Lewat fasilitas itu, negara bukan hanya menghormati hak rakyat, melainkan memenuhi kewajiban menyediakan ruang menyampaikan aspirasi dan dialog bagi masyarakat untuk disampaikan kepada pemerintah
Bondowoso (KABARIN) - Aksi unjuk rasa di Gedung DPR RI, Senayan, Jakarta, akhir Agustus 2025 lalu, jadi pelajaran penting soal bagaimana menyampaikan aspirasi rakyat tanpa bikin kerusuhan. Aksi itu sempat rusuh karena jumlah peserta yang banyak dan area yang luas bikin polisi kesulitan mengatur jalannya aksi agar tetap damai.
Banyak pihak khawatir kerusuhan ini bisa mengulang sejarah 1998, ketika unjuk rasa mahasiswa berujung pada kerusuhan, pembakaran gedung, dan fasilitas umum. Apalagi aksi unjuk rasa akhir Agustus 2025 nggak cuma terjadi di Jakarta, tapi juga merembet ke kota-kota lain seperti Surabaya dan Makassar.
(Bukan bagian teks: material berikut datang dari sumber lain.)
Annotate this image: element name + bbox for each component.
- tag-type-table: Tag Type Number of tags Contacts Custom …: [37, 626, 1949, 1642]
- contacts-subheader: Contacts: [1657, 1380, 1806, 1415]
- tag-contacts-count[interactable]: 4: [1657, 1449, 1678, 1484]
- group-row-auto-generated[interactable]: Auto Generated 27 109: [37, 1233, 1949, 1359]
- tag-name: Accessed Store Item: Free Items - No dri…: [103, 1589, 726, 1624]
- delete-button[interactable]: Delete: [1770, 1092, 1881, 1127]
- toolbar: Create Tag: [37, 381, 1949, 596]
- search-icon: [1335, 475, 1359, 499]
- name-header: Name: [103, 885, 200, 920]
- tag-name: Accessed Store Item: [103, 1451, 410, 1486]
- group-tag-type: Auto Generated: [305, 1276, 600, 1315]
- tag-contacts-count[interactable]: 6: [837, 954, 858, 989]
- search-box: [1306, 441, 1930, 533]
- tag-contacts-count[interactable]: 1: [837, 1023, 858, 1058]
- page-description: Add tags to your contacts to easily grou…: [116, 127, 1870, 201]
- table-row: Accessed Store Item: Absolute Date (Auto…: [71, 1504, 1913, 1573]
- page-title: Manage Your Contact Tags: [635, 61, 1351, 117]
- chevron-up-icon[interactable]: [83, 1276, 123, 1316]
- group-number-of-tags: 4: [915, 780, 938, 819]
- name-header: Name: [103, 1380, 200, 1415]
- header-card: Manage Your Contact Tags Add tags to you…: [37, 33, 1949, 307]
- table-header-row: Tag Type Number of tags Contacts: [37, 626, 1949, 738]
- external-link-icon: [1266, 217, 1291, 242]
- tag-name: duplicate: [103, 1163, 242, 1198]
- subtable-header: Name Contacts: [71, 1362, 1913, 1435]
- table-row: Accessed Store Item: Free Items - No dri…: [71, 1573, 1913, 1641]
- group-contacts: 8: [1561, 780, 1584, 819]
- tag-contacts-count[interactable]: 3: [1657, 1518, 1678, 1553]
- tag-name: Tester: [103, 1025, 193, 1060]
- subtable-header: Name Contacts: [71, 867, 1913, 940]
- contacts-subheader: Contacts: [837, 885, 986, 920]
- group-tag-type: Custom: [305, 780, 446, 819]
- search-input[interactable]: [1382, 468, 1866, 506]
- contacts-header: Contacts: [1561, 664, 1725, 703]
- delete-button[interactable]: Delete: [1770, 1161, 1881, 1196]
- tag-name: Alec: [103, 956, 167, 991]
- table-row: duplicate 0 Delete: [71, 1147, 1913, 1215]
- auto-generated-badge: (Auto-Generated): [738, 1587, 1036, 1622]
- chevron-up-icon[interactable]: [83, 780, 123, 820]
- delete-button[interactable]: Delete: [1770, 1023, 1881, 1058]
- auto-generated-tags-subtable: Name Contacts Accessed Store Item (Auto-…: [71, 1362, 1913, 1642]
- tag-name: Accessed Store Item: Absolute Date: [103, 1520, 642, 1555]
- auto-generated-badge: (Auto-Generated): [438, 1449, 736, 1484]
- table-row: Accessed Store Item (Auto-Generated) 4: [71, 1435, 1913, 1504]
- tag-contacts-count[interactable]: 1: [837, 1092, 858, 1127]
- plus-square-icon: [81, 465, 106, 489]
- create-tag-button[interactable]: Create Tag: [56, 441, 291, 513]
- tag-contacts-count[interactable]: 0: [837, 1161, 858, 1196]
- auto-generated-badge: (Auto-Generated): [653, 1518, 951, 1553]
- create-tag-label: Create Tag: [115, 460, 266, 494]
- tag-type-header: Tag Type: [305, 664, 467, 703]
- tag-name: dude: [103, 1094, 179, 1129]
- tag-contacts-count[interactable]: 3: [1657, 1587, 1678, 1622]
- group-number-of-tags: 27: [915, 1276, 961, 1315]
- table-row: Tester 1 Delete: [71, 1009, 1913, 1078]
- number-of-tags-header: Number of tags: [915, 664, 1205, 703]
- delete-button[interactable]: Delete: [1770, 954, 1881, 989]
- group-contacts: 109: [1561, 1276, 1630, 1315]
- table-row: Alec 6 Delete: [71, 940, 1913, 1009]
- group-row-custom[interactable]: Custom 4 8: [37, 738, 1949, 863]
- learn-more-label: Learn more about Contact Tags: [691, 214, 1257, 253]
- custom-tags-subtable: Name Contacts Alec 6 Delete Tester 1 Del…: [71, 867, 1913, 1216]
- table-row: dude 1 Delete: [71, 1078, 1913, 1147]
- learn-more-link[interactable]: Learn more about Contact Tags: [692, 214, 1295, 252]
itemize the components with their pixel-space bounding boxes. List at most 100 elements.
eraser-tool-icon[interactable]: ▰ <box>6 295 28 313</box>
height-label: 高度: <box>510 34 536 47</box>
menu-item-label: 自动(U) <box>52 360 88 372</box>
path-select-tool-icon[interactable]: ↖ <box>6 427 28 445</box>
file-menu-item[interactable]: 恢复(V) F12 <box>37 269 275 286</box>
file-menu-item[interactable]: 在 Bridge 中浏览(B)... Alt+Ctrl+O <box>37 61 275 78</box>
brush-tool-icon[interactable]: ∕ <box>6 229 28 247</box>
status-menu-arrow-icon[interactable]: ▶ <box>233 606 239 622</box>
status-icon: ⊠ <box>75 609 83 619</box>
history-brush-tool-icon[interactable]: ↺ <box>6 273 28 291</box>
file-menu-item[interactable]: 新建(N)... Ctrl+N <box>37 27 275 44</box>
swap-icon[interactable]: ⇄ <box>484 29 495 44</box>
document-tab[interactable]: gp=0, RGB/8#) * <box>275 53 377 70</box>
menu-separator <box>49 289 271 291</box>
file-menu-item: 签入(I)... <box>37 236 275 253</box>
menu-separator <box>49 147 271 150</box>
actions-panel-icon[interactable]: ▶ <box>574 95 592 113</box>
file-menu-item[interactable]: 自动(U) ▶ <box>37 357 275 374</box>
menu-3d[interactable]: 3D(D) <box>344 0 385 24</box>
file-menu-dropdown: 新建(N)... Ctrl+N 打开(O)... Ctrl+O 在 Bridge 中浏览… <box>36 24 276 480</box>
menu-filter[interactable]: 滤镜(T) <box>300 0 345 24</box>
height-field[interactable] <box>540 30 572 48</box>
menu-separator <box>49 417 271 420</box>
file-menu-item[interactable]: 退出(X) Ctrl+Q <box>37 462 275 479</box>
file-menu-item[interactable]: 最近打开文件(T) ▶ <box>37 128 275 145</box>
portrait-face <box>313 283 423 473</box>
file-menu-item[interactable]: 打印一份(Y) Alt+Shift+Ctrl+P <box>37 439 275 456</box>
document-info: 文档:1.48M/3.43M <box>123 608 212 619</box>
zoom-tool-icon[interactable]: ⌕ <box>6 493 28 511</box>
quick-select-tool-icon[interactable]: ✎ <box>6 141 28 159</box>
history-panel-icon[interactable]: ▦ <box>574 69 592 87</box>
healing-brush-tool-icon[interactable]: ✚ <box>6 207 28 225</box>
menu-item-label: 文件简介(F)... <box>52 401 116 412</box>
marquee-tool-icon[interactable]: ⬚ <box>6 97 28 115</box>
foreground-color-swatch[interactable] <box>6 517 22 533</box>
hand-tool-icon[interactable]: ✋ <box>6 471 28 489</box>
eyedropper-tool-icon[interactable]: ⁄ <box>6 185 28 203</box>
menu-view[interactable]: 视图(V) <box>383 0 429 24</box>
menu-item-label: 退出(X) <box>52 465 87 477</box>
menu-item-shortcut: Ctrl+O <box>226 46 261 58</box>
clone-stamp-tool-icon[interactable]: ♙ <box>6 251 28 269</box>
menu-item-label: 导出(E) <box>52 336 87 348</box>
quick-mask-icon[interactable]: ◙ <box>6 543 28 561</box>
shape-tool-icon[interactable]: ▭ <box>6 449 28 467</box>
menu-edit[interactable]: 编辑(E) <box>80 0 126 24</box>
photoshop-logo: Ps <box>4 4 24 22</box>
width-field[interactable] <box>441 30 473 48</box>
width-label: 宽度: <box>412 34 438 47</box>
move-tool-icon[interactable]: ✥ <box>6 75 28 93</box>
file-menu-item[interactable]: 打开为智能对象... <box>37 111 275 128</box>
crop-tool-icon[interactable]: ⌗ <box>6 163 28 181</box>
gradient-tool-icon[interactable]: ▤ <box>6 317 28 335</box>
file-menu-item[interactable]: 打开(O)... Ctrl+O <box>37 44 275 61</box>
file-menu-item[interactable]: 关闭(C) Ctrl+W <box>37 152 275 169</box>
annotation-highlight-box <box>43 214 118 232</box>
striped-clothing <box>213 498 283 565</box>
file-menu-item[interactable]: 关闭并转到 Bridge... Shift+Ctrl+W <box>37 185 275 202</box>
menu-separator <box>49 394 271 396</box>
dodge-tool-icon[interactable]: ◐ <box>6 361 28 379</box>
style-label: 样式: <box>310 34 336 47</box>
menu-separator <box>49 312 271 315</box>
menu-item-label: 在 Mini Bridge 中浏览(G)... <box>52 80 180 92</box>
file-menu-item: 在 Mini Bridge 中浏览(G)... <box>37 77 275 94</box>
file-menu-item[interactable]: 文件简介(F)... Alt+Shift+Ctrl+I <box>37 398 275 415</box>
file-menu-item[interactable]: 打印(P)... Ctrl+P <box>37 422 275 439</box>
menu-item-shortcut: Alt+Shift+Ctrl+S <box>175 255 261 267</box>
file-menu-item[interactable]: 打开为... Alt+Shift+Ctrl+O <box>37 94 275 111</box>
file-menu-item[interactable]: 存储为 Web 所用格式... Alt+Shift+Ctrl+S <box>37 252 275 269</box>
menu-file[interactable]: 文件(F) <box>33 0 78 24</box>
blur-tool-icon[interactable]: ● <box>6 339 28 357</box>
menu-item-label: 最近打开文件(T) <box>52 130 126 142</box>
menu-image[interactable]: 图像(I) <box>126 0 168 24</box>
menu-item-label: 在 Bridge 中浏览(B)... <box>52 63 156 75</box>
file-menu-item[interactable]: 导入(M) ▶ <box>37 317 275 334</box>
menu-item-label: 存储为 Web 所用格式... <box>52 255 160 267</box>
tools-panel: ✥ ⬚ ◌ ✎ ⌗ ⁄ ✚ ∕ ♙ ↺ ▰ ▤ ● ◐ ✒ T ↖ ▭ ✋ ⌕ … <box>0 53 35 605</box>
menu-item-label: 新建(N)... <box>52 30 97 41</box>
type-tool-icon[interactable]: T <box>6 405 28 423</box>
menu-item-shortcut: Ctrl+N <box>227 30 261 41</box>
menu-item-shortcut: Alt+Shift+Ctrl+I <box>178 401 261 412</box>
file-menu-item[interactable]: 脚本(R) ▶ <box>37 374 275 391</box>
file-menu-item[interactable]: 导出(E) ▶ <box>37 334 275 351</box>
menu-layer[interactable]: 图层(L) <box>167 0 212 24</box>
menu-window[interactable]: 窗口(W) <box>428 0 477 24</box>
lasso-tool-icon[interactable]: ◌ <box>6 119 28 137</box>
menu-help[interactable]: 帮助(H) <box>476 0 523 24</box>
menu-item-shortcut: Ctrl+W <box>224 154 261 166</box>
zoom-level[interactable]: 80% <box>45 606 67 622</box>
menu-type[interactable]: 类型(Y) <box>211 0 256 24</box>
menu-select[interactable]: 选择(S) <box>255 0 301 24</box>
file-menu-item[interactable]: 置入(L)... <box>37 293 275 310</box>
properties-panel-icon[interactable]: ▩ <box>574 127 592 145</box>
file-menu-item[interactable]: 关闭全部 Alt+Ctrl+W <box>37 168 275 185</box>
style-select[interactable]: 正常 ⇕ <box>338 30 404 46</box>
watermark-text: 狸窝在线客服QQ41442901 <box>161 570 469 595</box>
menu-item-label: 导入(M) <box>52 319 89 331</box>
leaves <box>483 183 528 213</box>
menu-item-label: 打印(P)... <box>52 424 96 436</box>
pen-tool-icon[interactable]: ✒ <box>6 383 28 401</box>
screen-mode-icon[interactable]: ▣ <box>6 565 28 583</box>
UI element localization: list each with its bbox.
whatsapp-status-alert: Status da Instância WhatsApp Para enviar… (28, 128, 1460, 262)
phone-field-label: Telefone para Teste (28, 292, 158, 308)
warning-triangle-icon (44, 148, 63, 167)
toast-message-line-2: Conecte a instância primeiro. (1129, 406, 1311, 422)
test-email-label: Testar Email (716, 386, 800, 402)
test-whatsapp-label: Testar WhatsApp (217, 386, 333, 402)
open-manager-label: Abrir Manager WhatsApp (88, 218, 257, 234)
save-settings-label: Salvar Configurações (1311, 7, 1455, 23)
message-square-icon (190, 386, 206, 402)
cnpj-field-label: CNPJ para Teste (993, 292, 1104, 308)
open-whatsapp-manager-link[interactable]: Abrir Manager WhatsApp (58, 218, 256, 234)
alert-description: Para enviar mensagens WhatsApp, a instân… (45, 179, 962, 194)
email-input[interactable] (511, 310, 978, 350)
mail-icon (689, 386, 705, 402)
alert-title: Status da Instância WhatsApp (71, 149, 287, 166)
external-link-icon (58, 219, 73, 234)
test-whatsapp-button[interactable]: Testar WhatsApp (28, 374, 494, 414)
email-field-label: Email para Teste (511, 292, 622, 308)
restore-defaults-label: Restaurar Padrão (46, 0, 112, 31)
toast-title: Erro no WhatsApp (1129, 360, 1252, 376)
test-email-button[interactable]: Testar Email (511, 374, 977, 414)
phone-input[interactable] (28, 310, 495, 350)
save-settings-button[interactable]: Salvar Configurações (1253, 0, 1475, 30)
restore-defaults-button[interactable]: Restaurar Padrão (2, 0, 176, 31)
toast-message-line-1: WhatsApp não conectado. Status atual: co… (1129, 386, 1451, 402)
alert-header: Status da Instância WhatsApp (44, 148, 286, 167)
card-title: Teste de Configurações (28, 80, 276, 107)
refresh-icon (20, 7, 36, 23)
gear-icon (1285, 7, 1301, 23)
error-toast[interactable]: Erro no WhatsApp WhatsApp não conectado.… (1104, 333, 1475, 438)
Untungnya, pemerintah berhasil menenangkan suasana, dan pengunjuk rasa pulang dengan aman.
Melihat hal ini, Menteri Hak Asasi Manusia Natalius Pigai punya ide cemerlang: menyediakan ruang demonstrasi di halaman instansi pemerintah, termasuk Gedung DPR RI. Ruang ini bakal jadi tempat rakyat menyalurkan aspirasi secara nyaman, sekaligus memungkinkan wakil rakyat mendengarkan keluhan masyarakat tanpa risiko kerusuhan.
Keuntungannya nggak cuma buat pengunjuk rasa, tapi juga keamanan dan ketertiban. Aparat bisa lebih mudah memantau jalannya aksi, meminimalkan kemungkinan penyusup bikin rusuh, dan menjaga arus lalu lintas tetap lancar. Dengan begitu, aspirasi rakyat tersampaikan tanpa mengganggu kenyamanan masyarakat lain.
Indonesia punya tradisi lama saat menyampaikan aspirasi
Menariknya, ide ruang demonstrasi ini nggak asing bagi sejarah bangsa. Pada zaman kerajaan, masyarakat Jawa punya tradisi “tapa pepe”, yaitu berjemur di alun-alun keraton sambil menyampaikan keluhan kepada raja. Tradisi itu efektif karena raja merespons aspirasi rakyat.
Tapi untuk berhasil, ruang demonstrasi butuh konsistensi dari pejabat. Para pemimpin harus berani menemui pengunjuk rasa dan mendengarkan aspirasi mereka dengan serius, baik di pusat maupun daerah. Dengan cara ini, demokrasi substantif bisa hadir: aspirasi tersalurkan, ketertiban terjaga, dan simbol kedaulatan rakyat terlihat nyata di jantung parlemen.
Natalius Pigai menekankan, gagasan ruang demonstrasi juga sejalan dengan semangat Presiden Prabowo Subianto yang ingin menghadirkan demokrasi nyata dalam pemerintahan, demi membawa bangsa Indonesia menuju cita-cita menjadi bangsa besar dan maju. Dengan ruang demonstrasi, rakyat punya kanal aman untuk menyampaikan suara mereka dengan damai, teratur, dan efektif.